Being pregnant in a culture plagued by gender discrimination is difficult. I never brought attention to my own struggles with being pregnant during residency because, like so many women, I didn’t want to cause any trouble. It’s like we women are damned if we do, damned if we don’t. At best, our pregnancies are perceived by professional colleagues as embarrassing inconveniences; at worst, they can handicap or even derail our careers.
Our pregnancies also compromise our health by putting us at risk for hemorrhage, HELLP syndrome, pulmonary embolism, postpartum cardiomyopathy and preeclampsia, to name a few. Yet the road is also difficult if we miscarry or make the heartbreaking choice to have an abortion. Abortions do not just subject us to medical risks, but to judgment, stigma, and now legal consequences, regardless of the circumstances surrounding them.
I have experienced some of the difficulties associated with abortion and childbearing, and I can attest that pregnancy is a challenge no matter which side of the double bind we face. But what challenges we face should be our decision. Unfortunately, our reproductive autonomy has been thrown into the purview of lawmakers.

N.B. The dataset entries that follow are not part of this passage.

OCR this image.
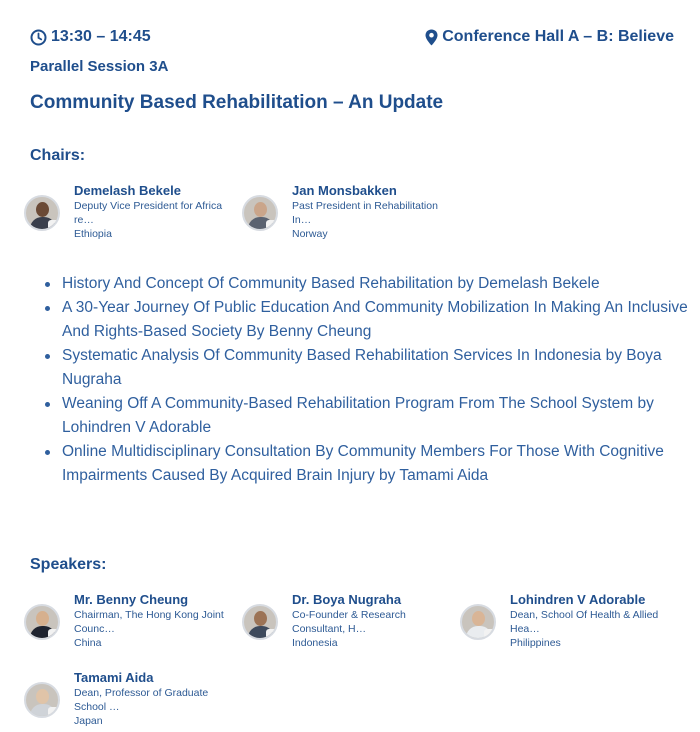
13:30 – 14:45	Conference Hall A – B: Believe
Parallel Session 3A
Community Based Rehabilitation – An Update
Chairs:
Demelash Bekele
Deputy Vice President for Africa re…
Ethiopia
Jan Monsbakken
Past President in Rehabilitation In…
Norway
History And Concept Of Community Based Rehabilitation by Demelash Bekele
A 30-Year Journey Of Public Education And Community Mobilization In Making An Inclusive And Rights-Based Society By Benny Cheung
Systematic Analysis Of Community Based Rehabilitation Services In Indonesia by Boya Nugraha
Weaning Off A Community-Based Rehabilitation Program From The School System by Lohindren V Adorable
Online Multidisciplinary Consultation By Community Members For Those With Cognitive Impairments Caused By Acquired Brain Injury by Tamami Aida
Speakers:
Mr. Benny Cheung
Chairman, The Hong Kong Joint Counc…
China
Dr. Boya Nugraha
Co-Founder & Research Consultant, H…
Indonesia
Lohindren V Adorable
Dean, School Of Health & Allied Hea…
Philippines
Tamami Aida
Dean, Professor of Graduate School …
Japan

Thanks to the Supreme Court, we could soon see the government interfering in the practice of medicine, interfering in the patient-doctor relationship and potentially criminalizing care.
The American Medical Association sought to protect abortion in May with a statement on the Supreme Court’s draft opinion, then in June expressed outrage after deer has been overturned: “The American Medical Association is deeply troubled by the decision of the United States Supreme Court to overturn nearly half a century of precedent protecting patients’ right to critical reproductive health care – this which represents a blatant indemnity of government intrusion into the medical examination room, a direct assault on the practice of medicine and the patient-physician relationship, and a flagrant violation of patients’ rights to sound reproductive health services on evidence. States that end legal abortion will not end abortion – they will end safe abortion, risking devastating consequences, including the lives of patients. (June 24, 2022; https://bit.ly/3NqxYJz.)

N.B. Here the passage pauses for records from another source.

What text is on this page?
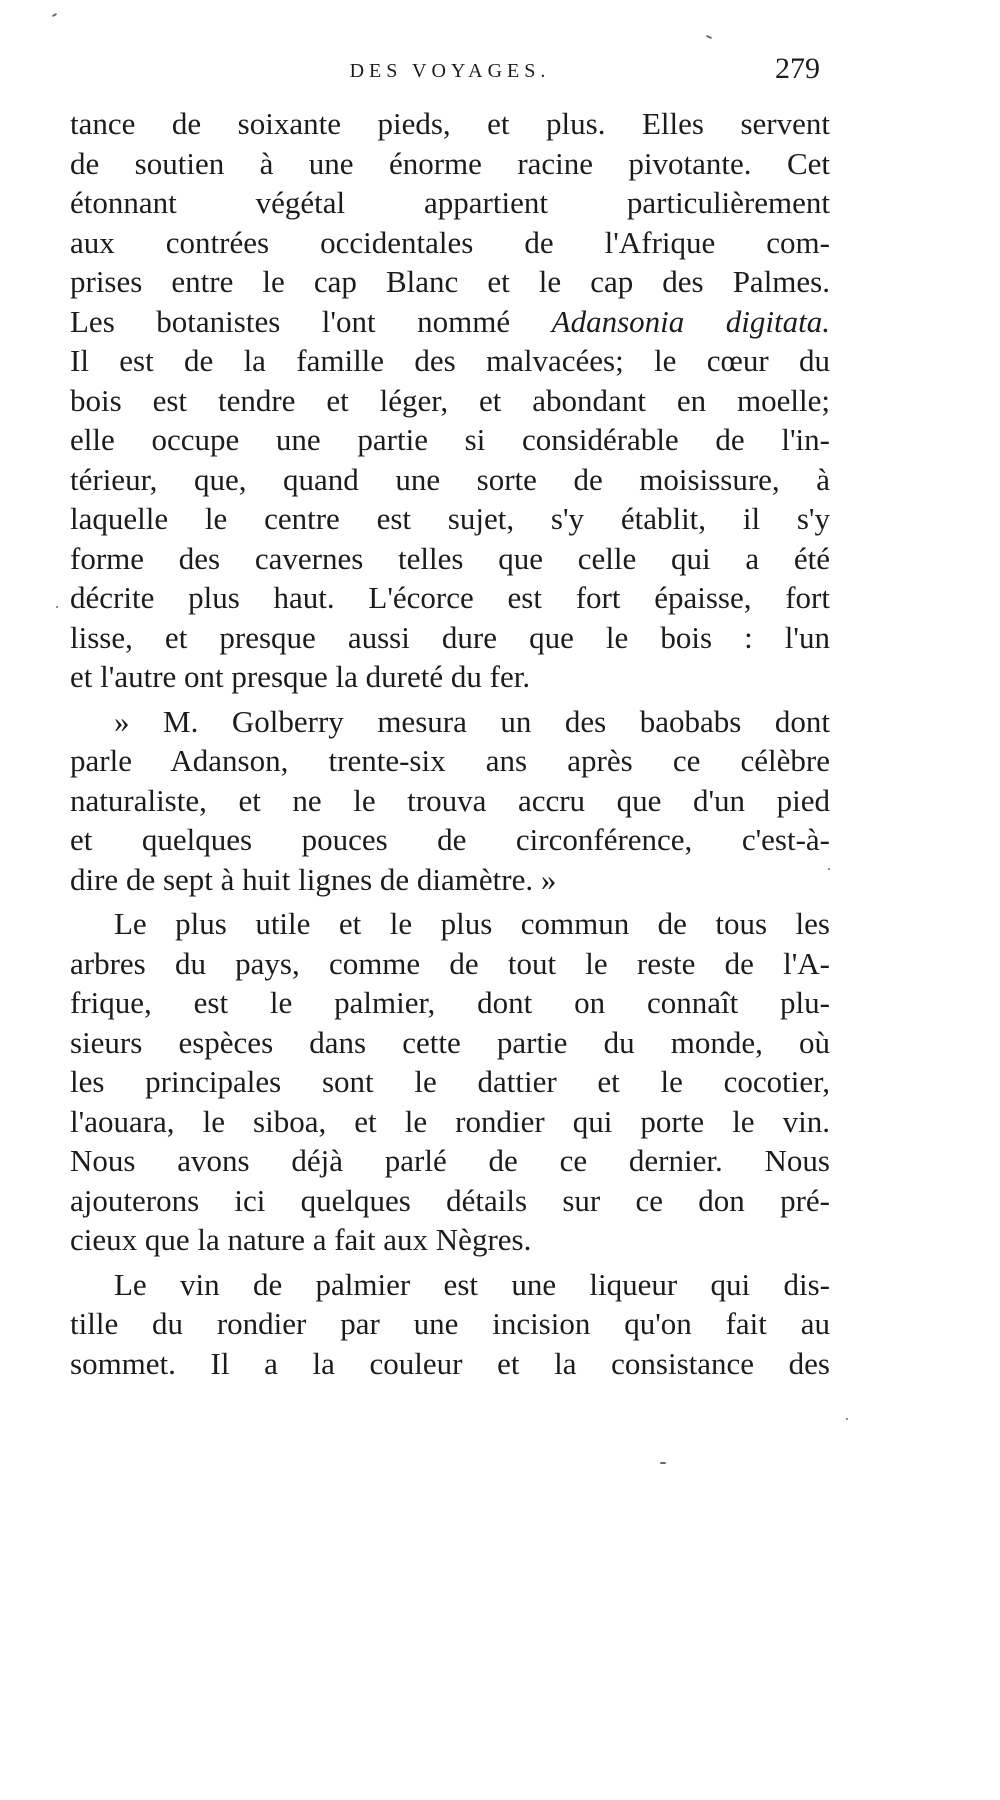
DES VOYAGES.	279
tance de soixante pieds, et plus. Elles servent
de soutien à une énorme racine pivotante. Cet
étonnant végétal appartient particulièrement
aux contrées occidentales de l'Afrique com-
prises entre le cap Blanc et le cap des Palmes.
Les botanistes l'ont nommé Adansonia digitata.
Il est de la famille des malvacées; le cœur du
bois est tendre et léger, et abondant en moelle;
elle occupe une partie si considérable de l'in-
térieur, que, quand une sorte de moisissure, à
laquelle le centre est sujet, s'y établit, il s'y
forme des cavernes telles que celle qui a été
décrite plus haut. L'écorce est fort épaisse, fort
lisse, et presque aussi dure que le bois : l'un
et l'autre ont presque la dureté du fer.
» M. Golberry mesura un des baobabs dont
parle Adanson, trente-six ans après ce célèbre
naturaliste, et ne le trouva accru que d'un pied
et quelques pouces de circonférence, c'est-à-
dire de sept à huit lignes de diamètre. »
Le plus utile et le plus commun de tous les
arbres du pays, comme de tout le reste de l'A-
frique, est le palmier, dont on connaît plu-
sieurs espèces dans cette partie du monde, où
les principales sont le dattier et le cocotier,
l'aouara, le siboa, et le rondier qui porte le vin.
Nous avons déjà parlé de ce dernier. Nous
ajouterons ici quelques détails sur ce don pré-
cieux que la nature a fait aux Nègres.
Le vin de palmier est une liqueur qui dis-
tille du rondier par une incision qu'on fait au
sommet. Il a la couleur et la consistance des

I get triggered when I think of state legislatures meddling in women’s private health decisions. I’ve spent my life seeing women criticized and corrected for never being the right combination of confidence and deference or joy and seriousness, and I’m bowled over by a potential flashback to a scenario where what we do with our wombs is also criticized and corrected. .
Why do we perpetuate rather than overcome the longstanding inequalities created by male hierarchies that dominate women? It pains me to think that maybe my granddaughter has less freedom than me. We cannot afford to backtrack on reproductive health or any other women’s rights issue for our daughters and our daughters’ daughters.